CBT is very bad however if there is a path out of citizenship as directed and required under the Expatriation Act of 1868, much of the sting is gone.
Individuals that say “just denounce” honestly think all you need to do is turn in your passport and you are done with the USA, honestly.
The problem was that fifty years ago he had citizenship laws and tax laws on the books that were finely balanced, they were in tune, the ying and the yang were in harmony.
But the courts got involved, closed the “emergency exits” and then to make matters worse administrativly switched the presumption from relinquishing to retention!!
Strict overseas tax rules are balanced out by easy get out of citizenship rules. But instead we have strict overseas tax rules and strict loss of citizenship rules.

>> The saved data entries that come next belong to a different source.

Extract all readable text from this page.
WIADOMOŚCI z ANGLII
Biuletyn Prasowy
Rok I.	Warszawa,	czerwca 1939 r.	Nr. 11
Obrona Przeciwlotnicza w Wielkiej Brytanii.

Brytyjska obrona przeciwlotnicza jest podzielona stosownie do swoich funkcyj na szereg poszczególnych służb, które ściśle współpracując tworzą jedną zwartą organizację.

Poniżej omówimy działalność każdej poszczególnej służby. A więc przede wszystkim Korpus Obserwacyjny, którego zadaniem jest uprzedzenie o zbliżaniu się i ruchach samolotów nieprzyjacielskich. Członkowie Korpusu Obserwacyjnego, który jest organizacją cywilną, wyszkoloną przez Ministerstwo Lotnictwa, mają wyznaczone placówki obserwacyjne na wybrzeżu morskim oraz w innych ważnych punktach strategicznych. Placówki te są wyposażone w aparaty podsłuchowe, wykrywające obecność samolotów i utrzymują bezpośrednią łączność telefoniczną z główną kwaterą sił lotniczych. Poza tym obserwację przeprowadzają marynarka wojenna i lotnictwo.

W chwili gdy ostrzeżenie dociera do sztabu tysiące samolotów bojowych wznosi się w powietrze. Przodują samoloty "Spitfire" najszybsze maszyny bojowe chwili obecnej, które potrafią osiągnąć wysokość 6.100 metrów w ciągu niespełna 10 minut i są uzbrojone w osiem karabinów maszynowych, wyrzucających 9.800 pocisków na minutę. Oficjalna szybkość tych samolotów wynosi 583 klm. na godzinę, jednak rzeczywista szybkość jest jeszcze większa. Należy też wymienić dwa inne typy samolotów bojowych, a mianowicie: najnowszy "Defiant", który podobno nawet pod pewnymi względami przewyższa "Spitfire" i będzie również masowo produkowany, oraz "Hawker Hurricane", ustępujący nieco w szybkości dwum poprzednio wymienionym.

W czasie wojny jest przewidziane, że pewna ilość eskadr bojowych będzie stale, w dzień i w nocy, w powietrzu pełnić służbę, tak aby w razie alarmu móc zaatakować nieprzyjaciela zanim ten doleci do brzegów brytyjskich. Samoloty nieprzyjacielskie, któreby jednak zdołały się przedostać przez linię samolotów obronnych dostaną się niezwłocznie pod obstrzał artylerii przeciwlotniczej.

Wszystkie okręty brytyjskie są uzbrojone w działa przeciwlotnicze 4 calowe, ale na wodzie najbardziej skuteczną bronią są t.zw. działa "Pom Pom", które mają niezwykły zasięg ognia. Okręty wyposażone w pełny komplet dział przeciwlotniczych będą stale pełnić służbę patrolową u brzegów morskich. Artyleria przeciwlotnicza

@Bubbles……politically what option do you think would more likely pass?
A. Making it easier to strip away the citizenship of dual loyalty persons.
B. Providing tax breaks for expat Americans living overseas
“If the US Citizenship rules that existed in 1970 still existed, would there be an uproar and would IBS even exist?”
Canadians born in Canada to a US parent would still be in trouble, though they could renounce around age 22 (or was 18 already the age of majority in 1970? could 18-year-olds drink whiskey?)
Landed immigrants and holders of employment or student visas would still be in trouble, if their passport was US.
Canadians who spend too much time in the US would still be in trouble.
If some other country is involved instead of Canada, banks in their country would still close their accounts.